Magari con un’appendice profana anche sulle serie tv, visto che non è facile frequentare i cinema, di questi tempi…
Attendiamo fiduciosi…
Non posso che ringraziarti della domanda.
Cercherò di essere molto breve. Dunque, sulla short list dei titoli imperdibili distinti per genere, il discorso si amplia non poco. Prima di tutto perché il cinema attuale è oltre il concetto dei generi, spesso ibridato, altre volte volutamente oltrepassato per porsi al di sopra. Per fare un facile esempio, dei film qui citati, quanti hanno una dichiarata affiliazione a un genere? Su 10, forse 4: un noir (Fino all’ultimo indizio), un melodramma con caratteristiche proprie (Madres paralelas), un fantasy-cavalleresco (già ibridato di per sé, The Green Knight) e una commedia (Shiva Baby). E gli altri sei? Film d’autore dichiaratamente tali, un cosiddetto portmanteau (film a episodi), un Mind Game Movie (film rompicapo), un fake-action con risvolti morali e kieslowskiani…Ha senso farne una classifica? Non tanto, a meno che non si voglia poi avere una lista con tutti primi classificati, uno per genere. Di generi, tra l’altro, non codificati, non classici, che quindi non aiutano a una classificazione se non chi questi temini se li inventa.

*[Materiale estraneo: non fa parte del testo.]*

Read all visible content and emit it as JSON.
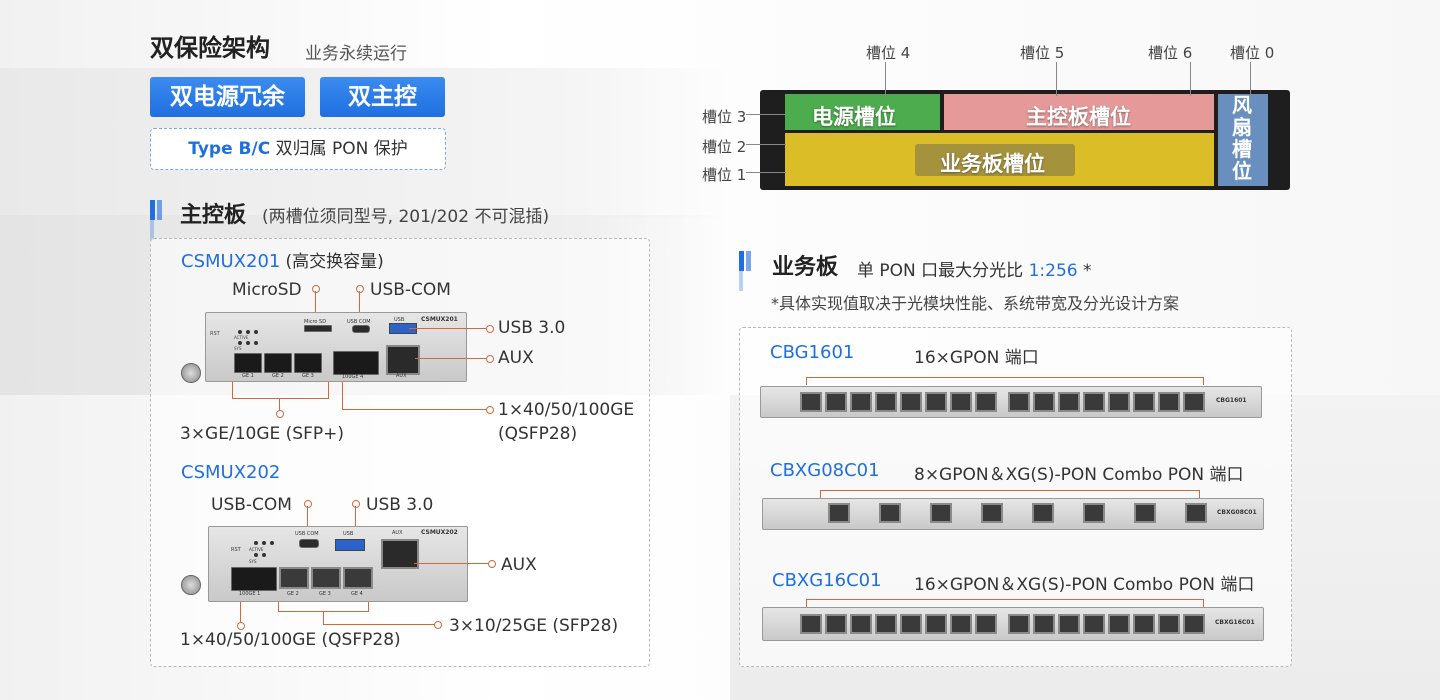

Sulle serie tv: senza fare una classifica e andando a memoria, quelle che più mi hanno colpito quest’anno sono state sicuramente due docudrama (per rimanere in tema di generi) come SanPa (Netflix, uscita il 30 dicembre 2020 ma vabbe’, spalmata nei giorni successivi) e Veleno (Amazon Prime), entrambe devastanti e narrate in modo magistrale, poi sicuramente Strappare lungo i bordi (Netflix), di cui abbiamo parlato qualche post fa. Squid Game notevole se si fosse fermata al settimo episodio, come ci eravamo detti tempo addietro. E poi due che però non sono ancora uscite in Italia, l’Antidisturbios di Sorogoyen citato sopra e Small Axe di Steve McQueen, entrambe uscite negli ultimi mesi del 2020 ma che sono riuscito a vedere solo durante quest’anno, peraltro in modo avventuroso.
Grazie per la risposta, una micro-lezione di cinema ai tempi della “modernità liquida” (o liquefatta)… Però ci sono forse dei generi che rappresentano ancora delle certezze, come horror e fantascienza…

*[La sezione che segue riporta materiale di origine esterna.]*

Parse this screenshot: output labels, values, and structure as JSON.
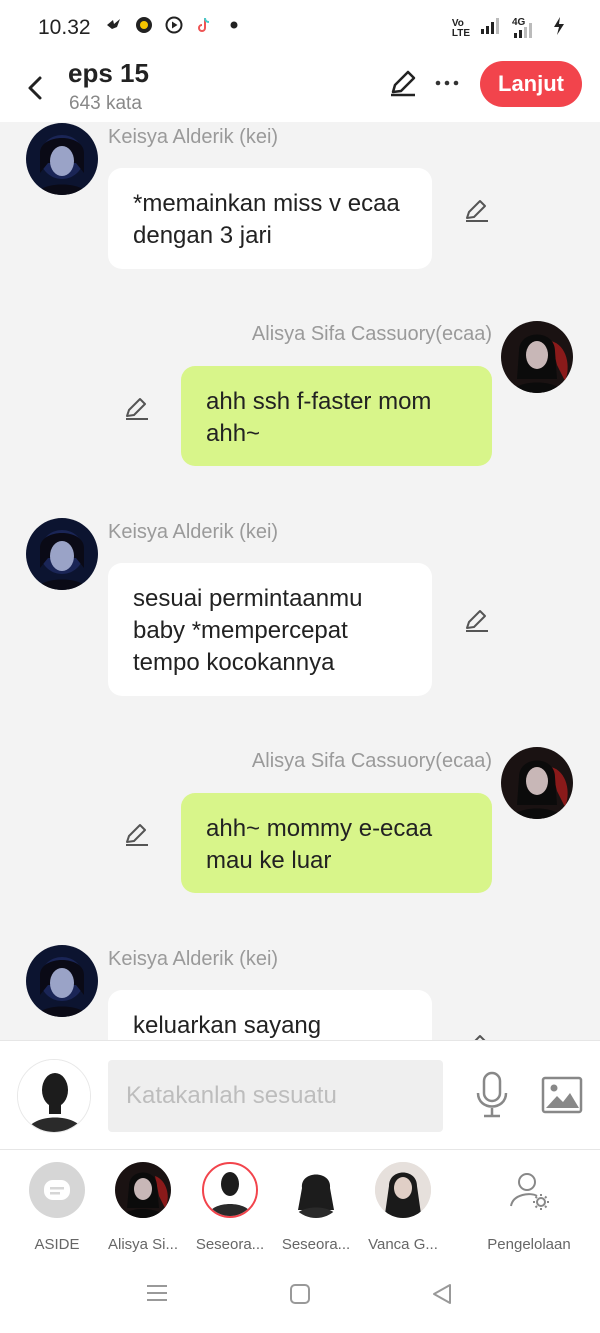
{
  "status_bar": {
    "time": "10.32",
    "net": "4G"
  },
  "header": {
    "title": "eps 15",
    "word_count": "643 kata",
    "next_button": "Lanjut"
  },
  "messages": [
    {
      "side": "left",
      "name": "Keisya Alderik (kei)",
      "text": "*memainkan miss v ecaa dengan 3 jari"
    },
    {
      "side": "right",
      "name": "Alisya Sifa Cassuory(ecaa)",
      "text": "ahh ssh f-faster mom ahh~"
    },
    {
      "side": "left",
      "name": "Keisya Alderik (kei)",
      "text": "sesuai permintaanmu baby *mempercepat tempo kocokannya"
    },
    {
      "side": "right",
      "name": "Alisya Sifa Cassuory(ecaa)",
      "text": "ahh~ mommy e-ecaa mau ke luar"
    },
    {
      "side": "left",
      "name": "Keisya Alderik (kei)",
      "text": "keluarkan sayang"
    }
  ],
  "input": {
    "placeholder": "Katakanlah sesuatu"
  },
  "characters": [
    {
      "label": "ASIDE"
    },
    {
      "label": "Alisya Si..."
    },
    {
      "label": "Seseora..."
    },
    {
      "label": "Seseora..."
    },
    {
      "label": "Vanca G..."
    },
    {
      "label": "Pengelolaan"
    }
  ],
  "colors": {
    "accent": "#f2444c",
    "right_bubble": "#d8f58a",
    "left_bubble": "#ffffff",
    "chat_bg": "#f3f3f3"
  }
}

Insomma, i film da vedere assolutamente se si hanno passioni (o perversioni) più di nicchia…
oddìo, l’horror contemporaneo ha scelto la strada dell’effetto e non della costruzione delle atmosfere, per cui statisticamente trovare quelli davvero validi è pratica complicatissima. Quindi, al di là dei nomi che ormai tutti conoscono ma che è qualche anno che non fanno il benedetto terzo film (Jordan Peele e Ari Aster: per entrambi dovrebbe uscire verso l’estate o poco dopo; oppure Robert Eggers, il cui terzo film, The Northman, in uscita ad aprile, non sarà un horror), quest’anno si sono salvati, in ordine sparso: A quiet place 2 (anche se molto inferiore al primo), il trittico di Fear Street, poi Malignant e The Night House – questo sì che ha una buona costruzione della tensione.
Se dovessero uscire nel corso del prossimo anno in Italia, bisogna tener d’occhio Lamb, che è surreale e inquietantissimo, in the Earth, che è già in distribuzione su Prime Video, e Coming Home in the Dark.
Sul versante fantascienza va un po’ meglio perché, sempre numericamente, ci sono prodotti mediamente più interessanti. Anche se io penso che Villeneuve abbia perso gran parte del suo talento narrativo da quando è passato alla fantascienza. Ma questa è ovviamente una notazione del tutto personale che molti, quelli che hanno trovato fantastico e visionario Dune, non condivideranno. (grande sospiro) Vabbe’, non importa.
Tra quelli con meno ambizioni, a me non è dispiaciuto Oxygen, anche se forse il migliore di tutti è Little Fish, per la sua intelligente tessitura allegorica.